I'm trying to identify which approach would work best to select a set of elements that have different features that minimise a certain value. To be more specific, I might have a group of elements with Feature 1, 2, 3, 4 and another group with Feature 2, 3, 4, 5.
I'm trying to minimise the overall value of Feature 2 and 3, and I also need to pick a certain number of elements of each group (for instance 3 from the first group and 1 from the second).
From the research I did it seems that combinatorial optimization and integer programming are the best suited for the job. Is there any other option I should consider? How should I set up the problem in terms of cost function, constraints, etc.?
Edit: I've simplified the problem a bit, but I still can't setup the IP problem. Let's say I have three options:
$A$ with $x_1 = 1000$ and $x_2 = -400$
$B$ with $x_1 = 800$ and $x_2 = -500$
$C$ with $x_1 = 1200$ and $x_2 = -600$
I want to pick three elements that minimise for $x_1$ and $x_2$ (it's probably the wrong notation, but those are the values for the features for each elements).
I think linear integer programming is a good idea. Based on your specifications it would look like the following program.
Udate
I specify your model. You have 3 different features in each group. The costs of picking a element of feature j from group 1 are: $(c_{11},c_{12},c_{13})=(2,4,3)$. The costs of picking a element of feature j from group 2 are: $(c_{21},c_{22},c_{23})=(5,2,1)$.
$x_{ij}$: Amount of elements of feature j from group i // The values are not given.

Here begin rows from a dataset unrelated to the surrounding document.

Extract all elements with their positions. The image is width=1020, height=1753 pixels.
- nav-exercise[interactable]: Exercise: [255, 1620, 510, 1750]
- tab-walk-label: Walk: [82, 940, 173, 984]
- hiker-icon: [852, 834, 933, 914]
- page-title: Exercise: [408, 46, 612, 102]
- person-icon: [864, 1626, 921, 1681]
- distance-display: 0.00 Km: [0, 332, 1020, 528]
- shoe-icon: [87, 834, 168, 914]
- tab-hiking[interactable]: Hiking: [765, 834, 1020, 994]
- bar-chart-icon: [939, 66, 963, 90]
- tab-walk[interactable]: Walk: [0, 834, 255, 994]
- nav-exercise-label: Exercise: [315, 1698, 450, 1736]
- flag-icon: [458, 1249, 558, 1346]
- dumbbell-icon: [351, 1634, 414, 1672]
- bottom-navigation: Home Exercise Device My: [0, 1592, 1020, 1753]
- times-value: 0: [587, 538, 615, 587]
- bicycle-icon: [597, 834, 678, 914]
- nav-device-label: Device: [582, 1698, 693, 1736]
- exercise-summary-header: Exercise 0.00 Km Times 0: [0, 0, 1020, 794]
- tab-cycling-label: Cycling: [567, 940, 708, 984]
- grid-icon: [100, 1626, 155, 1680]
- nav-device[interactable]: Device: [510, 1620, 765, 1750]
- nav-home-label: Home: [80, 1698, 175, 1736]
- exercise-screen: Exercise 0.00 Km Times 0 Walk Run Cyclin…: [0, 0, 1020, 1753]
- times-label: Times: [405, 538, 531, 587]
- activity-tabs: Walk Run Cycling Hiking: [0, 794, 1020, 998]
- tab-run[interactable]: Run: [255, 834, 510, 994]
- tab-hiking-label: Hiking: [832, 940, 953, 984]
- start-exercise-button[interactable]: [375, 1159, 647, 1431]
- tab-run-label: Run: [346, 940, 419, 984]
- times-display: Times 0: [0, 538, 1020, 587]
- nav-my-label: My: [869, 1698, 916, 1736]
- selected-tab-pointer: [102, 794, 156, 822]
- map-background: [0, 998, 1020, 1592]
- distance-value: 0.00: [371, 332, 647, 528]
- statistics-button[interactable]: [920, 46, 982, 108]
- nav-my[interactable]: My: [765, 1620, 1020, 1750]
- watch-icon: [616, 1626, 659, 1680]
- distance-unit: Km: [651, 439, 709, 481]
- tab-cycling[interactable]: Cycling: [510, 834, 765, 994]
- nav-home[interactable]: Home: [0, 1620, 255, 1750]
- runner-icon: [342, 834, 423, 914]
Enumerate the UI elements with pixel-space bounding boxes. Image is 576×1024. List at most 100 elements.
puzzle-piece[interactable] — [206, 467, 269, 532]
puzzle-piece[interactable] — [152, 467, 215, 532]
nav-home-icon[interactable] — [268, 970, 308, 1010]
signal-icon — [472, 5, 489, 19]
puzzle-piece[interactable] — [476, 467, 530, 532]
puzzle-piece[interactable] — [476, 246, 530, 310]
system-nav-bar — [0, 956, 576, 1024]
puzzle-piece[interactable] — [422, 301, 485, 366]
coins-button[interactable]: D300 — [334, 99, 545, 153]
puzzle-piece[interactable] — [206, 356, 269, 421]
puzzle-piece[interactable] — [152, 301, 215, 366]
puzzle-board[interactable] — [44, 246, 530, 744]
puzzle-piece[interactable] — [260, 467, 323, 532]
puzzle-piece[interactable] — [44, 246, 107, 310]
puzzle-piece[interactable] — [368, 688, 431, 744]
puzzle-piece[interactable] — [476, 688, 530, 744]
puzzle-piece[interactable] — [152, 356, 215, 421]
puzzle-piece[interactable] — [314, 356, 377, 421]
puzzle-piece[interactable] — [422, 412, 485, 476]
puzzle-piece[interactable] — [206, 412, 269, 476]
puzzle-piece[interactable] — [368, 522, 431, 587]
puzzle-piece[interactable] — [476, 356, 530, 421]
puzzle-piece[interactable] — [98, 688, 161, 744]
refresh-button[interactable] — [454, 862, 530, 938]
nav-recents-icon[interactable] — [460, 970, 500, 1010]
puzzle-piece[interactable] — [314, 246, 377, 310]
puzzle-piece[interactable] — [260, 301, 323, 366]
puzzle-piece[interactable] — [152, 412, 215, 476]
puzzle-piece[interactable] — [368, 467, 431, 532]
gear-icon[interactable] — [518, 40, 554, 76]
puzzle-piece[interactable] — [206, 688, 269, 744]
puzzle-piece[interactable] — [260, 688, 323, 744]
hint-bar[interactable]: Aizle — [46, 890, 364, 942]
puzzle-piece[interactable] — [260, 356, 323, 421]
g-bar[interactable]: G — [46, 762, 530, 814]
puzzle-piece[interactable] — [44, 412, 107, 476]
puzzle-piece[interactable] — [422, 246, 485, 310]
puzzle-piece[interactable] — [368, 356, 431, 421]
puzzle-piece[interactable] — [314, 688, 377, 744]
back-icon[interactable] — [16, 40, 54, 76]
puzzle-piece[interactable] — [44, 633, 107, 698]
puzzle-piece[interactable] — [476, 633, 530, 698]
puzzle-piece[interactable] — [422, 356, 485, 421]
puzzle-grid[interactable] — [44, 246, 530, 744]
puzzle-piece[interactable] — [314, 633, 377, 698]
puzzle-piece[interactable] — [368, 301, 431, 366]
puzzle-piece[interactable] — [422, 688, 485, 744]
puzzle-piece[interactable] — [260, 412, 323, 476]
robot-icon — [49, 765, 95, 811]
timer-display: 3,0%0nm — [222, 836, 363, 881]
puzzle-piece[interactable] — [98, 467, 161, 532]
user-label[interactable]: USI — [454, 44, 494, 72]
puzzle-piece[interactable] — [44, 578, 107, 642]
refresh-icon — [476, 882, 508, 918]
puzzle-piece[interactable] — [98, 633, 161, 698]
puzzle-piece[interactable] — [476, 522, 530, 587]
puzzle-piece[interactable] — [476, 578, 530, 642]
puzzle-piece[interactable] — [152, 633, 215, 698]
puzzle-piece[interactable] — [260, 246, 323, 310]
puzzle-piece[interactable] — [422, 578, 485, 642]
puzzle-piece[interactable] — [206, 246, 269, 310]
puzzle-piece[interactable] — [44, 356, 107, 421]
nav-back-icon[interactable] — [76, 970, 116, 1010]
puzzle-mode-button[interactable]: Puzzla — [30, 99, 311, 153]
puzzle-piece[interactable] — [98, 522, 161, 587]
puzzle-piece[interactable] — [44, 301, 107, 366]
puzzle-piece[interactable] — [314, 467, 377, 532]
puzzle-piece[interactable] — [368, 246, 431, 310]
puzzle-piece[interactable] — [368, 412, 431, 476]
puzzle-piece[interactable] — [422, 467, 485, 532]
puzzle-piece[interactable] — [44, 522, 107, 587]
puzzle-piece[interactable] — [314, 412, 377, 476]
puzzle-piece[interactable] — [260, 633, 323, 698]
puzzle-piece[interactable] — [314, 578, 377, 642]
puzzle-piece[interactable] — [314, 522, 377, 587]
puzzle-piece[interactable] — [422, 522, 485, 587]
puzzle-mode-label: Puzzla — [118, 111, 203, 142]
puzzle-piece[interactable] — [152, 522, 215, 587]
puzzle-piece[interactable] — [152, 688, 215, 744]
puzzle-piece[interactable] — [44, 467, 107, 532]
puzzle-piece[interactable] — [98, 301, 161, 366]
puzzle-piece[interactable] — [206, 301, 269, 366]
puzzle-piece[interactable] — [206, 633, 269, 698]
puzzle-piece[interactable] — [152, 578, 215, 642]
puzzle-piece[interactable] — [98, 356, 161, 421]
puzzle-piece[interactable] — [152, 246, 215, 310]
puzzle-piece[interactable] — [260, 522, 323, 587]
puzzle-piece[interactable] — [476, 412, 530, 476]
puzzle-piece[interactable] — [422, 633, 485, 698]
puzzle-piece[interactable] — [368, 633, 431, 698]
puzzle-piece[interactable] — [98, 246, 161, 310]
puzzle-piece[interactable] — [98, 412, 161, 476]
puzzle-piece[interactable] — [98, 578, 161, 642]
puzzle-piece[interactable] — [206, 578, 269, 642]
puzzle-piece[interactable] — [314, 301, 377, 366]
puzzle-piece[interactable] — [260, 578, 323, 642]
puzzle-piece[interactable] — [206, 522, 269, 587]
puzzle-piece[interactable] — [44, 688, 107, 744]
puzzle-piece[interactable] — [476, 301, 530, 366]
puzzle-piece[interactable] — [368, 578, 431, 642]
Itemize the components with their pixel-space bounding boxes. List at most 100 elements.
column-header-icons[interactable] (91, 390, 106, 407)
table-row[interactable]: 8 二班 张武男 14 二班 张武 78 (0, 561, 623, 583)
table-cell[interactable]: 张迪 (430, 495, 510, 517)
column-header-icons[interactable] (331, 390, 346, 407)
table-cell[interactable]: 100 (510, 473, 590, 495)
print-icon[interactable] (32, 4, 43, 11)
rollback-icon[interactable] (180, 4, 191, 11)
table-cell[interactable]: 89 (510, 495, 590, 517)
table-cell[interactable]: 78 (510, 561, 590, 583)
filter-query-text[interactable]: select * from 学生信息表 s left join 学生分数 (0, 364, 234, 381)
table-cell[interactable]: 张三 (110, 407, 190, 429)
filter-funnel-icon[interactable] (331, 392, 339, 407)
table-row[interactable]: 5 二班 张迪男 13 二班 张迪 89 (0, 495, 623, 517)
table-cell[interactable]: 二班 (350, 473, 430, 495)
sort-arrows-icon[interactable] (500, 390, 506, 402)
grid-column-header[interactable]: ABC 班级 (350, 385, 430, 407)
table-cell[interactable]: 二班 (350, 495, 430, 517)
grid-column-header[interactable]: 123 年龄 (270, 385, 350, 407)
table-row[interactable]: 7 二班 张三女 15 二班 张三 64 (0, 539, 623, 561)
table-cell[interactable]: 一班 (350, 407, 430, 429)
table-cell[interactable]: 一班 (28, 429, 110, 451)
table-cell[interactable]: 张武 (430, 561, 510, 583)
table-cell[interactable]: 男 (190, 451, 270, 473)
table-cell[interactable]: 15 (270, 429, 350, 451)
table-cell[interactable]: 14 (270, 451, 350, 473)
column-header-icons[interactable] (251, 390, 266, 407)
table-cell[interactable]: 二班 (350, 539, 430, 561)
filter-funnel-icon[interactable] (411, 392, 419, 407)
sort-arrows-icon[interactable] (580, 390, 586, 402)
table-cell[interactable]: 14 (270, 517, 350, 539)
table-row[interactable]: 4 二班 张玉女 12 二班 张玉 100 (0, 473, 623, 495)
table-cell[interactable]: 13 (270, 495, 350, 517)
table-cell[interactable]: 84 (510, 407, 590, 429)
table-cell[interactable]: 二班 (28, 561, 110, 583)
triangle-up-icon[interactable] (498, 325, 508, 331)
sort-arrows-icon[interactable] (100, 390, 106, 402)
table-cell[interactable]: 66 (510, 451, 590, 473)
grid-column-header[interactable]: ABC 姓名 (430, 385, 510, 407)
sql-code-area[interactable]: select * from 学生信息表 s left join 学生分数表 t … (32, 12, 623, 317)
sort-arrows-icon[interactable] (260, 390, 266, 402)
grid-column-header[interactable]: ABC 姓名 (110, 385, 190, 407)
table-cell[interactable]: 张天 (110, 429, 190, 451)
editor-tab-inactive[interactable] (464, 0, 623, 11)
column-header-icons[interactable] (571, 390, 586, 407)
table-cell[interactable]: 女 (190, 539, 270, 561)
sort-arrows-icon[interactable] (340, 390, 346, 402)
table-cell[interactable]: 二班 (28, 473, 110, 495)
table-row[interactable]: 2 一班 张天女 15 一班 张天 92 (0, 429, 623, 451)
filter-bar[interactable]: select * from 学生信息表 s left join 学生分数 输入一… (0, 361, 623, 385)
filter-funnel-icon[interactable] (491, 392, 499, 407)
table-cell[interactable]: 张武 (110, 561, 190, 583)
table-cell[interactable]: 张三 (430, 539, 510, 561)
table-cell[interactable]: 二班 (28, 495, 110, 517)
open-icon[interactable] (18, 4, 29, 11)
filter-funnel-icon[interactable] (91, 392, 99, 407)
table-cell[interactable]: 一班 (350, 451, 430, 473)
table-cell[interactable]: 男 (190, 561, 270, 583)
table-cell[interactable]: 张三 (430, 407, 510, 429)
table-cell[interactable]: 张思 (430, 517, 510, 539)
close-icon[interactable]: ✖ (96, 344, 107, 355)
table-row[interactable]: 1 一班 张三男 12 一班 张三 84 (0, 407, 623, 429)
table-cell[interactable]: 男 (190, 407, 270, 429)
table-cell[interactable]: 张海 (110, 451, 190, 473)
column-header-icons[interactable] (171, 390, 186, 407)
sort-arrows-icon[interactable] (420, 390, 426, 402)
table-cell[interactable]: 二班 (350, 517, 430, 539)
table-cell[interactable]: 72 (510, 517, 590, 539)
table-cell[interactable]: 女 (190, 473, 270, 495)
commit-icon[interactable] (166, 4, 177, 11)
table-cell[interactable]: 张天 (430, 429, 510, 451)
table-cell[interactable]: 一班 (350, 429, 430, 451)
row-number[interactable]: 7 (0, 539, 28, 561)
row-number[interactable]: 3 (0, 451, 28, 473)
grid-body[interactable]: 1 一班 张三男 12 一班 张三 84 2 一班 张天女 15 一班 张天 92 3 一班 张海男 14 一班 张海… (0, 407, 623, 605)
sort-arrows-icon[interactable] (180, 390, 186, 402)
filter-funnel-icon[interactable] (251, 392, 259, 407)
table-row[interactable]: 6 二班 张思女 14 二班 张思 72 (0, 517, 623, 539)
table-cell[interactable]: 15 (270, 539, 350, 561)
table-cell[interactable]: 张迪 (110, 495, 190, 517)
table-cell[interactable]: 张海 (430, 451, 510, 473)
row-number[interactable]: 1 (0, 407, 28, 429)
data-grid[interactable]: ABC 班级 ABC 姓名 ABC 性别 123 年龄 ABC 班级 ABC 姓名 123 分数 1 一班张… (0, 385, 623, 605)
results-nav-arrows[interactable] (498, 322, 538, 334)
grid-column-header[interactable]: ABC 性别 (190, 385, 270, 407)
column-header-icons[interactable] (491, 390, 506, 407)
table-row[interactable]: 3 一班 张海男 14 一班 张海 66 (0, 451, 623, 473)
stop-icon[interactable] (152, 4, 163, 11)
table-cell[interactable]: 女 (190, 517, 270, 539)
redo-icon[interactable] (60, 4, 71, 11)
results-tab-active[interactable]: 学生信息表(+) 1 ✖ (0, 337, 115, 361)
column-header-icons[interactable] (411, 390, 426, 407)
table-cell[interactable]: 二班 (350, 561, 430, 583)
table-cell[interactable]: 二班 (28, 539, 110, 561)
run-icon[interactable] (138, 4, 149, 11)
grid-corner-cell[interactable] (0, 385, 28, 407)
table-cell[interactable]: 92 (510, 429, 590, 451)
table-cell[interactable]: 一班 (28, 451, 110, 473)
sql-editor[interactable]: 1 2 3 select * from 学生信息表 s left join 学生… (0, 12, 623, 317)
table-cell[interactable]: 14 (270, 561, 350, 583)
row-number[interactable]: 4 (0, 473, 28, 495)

You have to pick $(b_1,b_2,b_3)=(3,5,4)$ elements of feature j
$c_{ij}$: Costs of picking one feature j of group i. The model for 3 features and 2 groups is:
$\text{min} \ c_{11}\cdot x_{11}+c_{21}\cdot x_{21}+c_{12}\cdot x_{12}+c_{22}\cdot x_{22}+c_{13}\cdot x_{13}+c_{23}\cdot x_{23}$
$x_{11}+x_{21}=3$
$x_{12}+x_{22}=5$
$x_{13}+x_{23}=4$
$x_{ij} \in \mathbb N $
$c_{ij} >0 $
This is the model i would suggest. You have to insert the values for $c_{ij}$ And keep in mind, that the values of $x_{ij}$ are not given. They are the solution of the model. And all values are greater or equal to zero and whole numbers.